Cancel-Culture ist Mist – instrumentalisiert wird sie aber zur Waffe

Heute erreicht uns eine vollkommen „überraschende“ Nachricht. Einer der erfolgreichsten Late-Night-Talker Amerikas wird von Sender ABC für unbestimmte Zeit aus dem Programm genommen – man könnte auch sagen „gecancelt“. Die Aktion steht im direkten Zusammenhang mit einer Sendung, in der sich Kimmel kritisch mit dem Umgang der Trump-Administration und der MAGA-Bewegung mit dem Tod des Aktivisten Charlie Kirk auseinandersetzt. Wohlgemerkt, er hat sich nicht über das Attentat lustig gemacht oder es in irgendeiner Weise relativiert, nein – er hat sich lediglich über den Umgang von Donald Trump und seiner Leute mit dem Thema satirisch geäußert.

Hier das Video dazu, überzeugen Sie sich selbst:

Warum ist die Meldung so „überraschend“? Weil die USA doch das Land ist, in dem die Meinungsfreiheit einen ganz hohen Stellenwert genießt. Haben nicht gerade die Trump-Leute immer nach Meinungsfreiheit geschrien und Cancel-Culture scharf verurteilt?

Wo bleibt jetzt die Empörungswelle oder die Zurechtweisung des Chefs der US-Medienaufsichtsbehörde FCC, Brendan Carr durch den Meinungsfreiheitspräsidenten Donald Trump? Ach nein – Brendan Carr gehört ja zu den Trump-Leuten und wurde absichtlich auf diesem strategisch wichtigen Posten installiert.

Die Hortman-Morde und das große Schweigen

Schauen wir uns einmal einen anderen Fall an. Im Juni 2025 wurde die demokratische Abgeordnete Melissa Hortman und ihr Mann Marc in ihrem Wohnhaus in Minnesota erschossen. Die Behörden gingen von einem politischen Motiv aus. Bei dem Täter fand man eine Todesliste mit 70 Namen von weiteren demokratischen Politikern und Aktivisten.

Der Fox-News Moderator Jesse Watters sagte daraufhin in einer Sendung zum Mord an Hortmann: „Wenn man sich mit radikalen Ideen umgibt, zieht man radikale Reaktionen an.“ In meinen Augen eine klare Schuldumkehr, indem man das Opfer zum Mitverursacher macht.

Es ist schwer, dieses Zitat zu finden und Videos gibt es auf YouTube gar nicht – ich habe sogar die KIs darauf angesetzt, dennoch findet man kaum etwas. Die Unsichtbarkeit dieser Aussage ist Teil des Problems – Schweigen ist auch Rhetorik. Für Jesse Watters gab es jedenfalls keine Konsequenzen. Er macht heute immer noch weiter seine Sendungen auf Fox News.
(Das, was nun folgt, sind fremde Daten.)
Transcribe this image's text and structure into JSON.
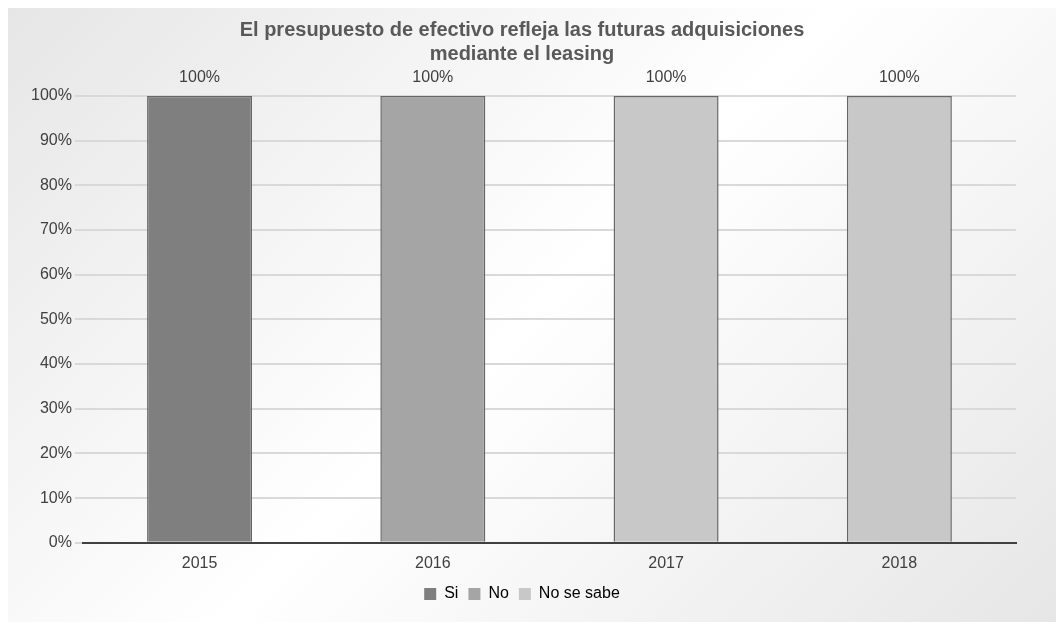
{
  "chart_data": {
    "type": "bar",
    "title": "El presupuesto de efectivo refleja las futuras adquisiciones mediante el leasing",
    "categories": [
      "2015",
      "2016",
      "2017",
      "2018"
    ],
    "series": [
      {
        "name": "Si",
        "color": "#7f7f7f",
        "values": [
          100,
          null,
          null,
          null
        ],
        "value_labels": [
          "100%",
          null,
          null,
          null
        ]
      },
      {
        "name": "No",
        "color": "#a5a5a5",
        "values": [
          null,
          100,
          null,
          null
        ],
        "value_labels": [
          null,
          "100%",
          null,
          null
        ]
      },
      {
        "name": "No se sabe",
        "color": "#c8c8c8",
        "values": [
          null,
          null,
          100,
          100
        ],
        "value_labels": [
          null,
          null,
          "100%",
          "100%"
        ]
      }
    ],
    "ylim": [
      0,
      100
    ],
    "yticks": [
      {
        "value": 0,
        "label": "0%"
      },
      {
        "value": 10,
        "label": "10%"
      },
      {
        "value": 20,
        "label": "20%"
      },
      {
        "value": 30,
        "label": "30%"
      },
      {
        "value": 40,
        "label": "40%"
      },
      {
        "value": 50,
        "label": "50%"
      },
      {
        "value": 60,
        "label": "60%"
      },
      {
        "value": 70,
        "label": "70%"
      },
      {
        "value": 80,
        "label": "80%"
      },
      {
        "value": 90,
        "label": "90%"
      },
      {
        "value": 100,
        "label": "100%"
      }
    ],
    "grid": "y",
    "legend": "bottom"
  }
}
Cancel Culture als Waffe – nicht als Prinzip

Den Satz hätte man bei Charlie Kirk auch anbringen können, aber jeder der sich nur in die verbale Nähe einer solchen Äußerung begibt, wird gnadenlos weggecancelt – siehe auch Dunja Hayali, die zwar keine Konsequenzen vom Sender oder von der Politik erfuhr, die aber in der Öffentlichkeit so massiv angegangen wurde, dass sie sich erst einmal eine mediale Auszeit verordnet hat.

Also halten wir folgendes fest: Vergleich: Watters vs. Kimmel – Zwei Maßstäbe?

Fazit:

Cancel Culture ist ein Problem – besonders dann, wenn sie die Meinungsfreiheit torpediert. Wird sie als Waffe im Kampf gegen bestimmte Meinungen eingesetzt, dann wird sie gefährlich. Meinungsfreiheit kann nur dann gelingen, wenn für jede Meinung die gleichen Maßstäbe angesetzt werden. Der Fall Jimmy Kimmel in Verbindung mit dem Fall Jesse Watters zeigt, dass wir es derzeit mit einer massiven Instrumentalisierung der Cancel-Culture zu tun haben – und zwar ausgerechnet von der Seite, die Cancel-Culture immer massiv kritisierte. Wenn wir Meinungsfreiheit ernst nehmen, müssen wir sie auch dann verteidigen, wenn uns die Meinung nicht gefällt.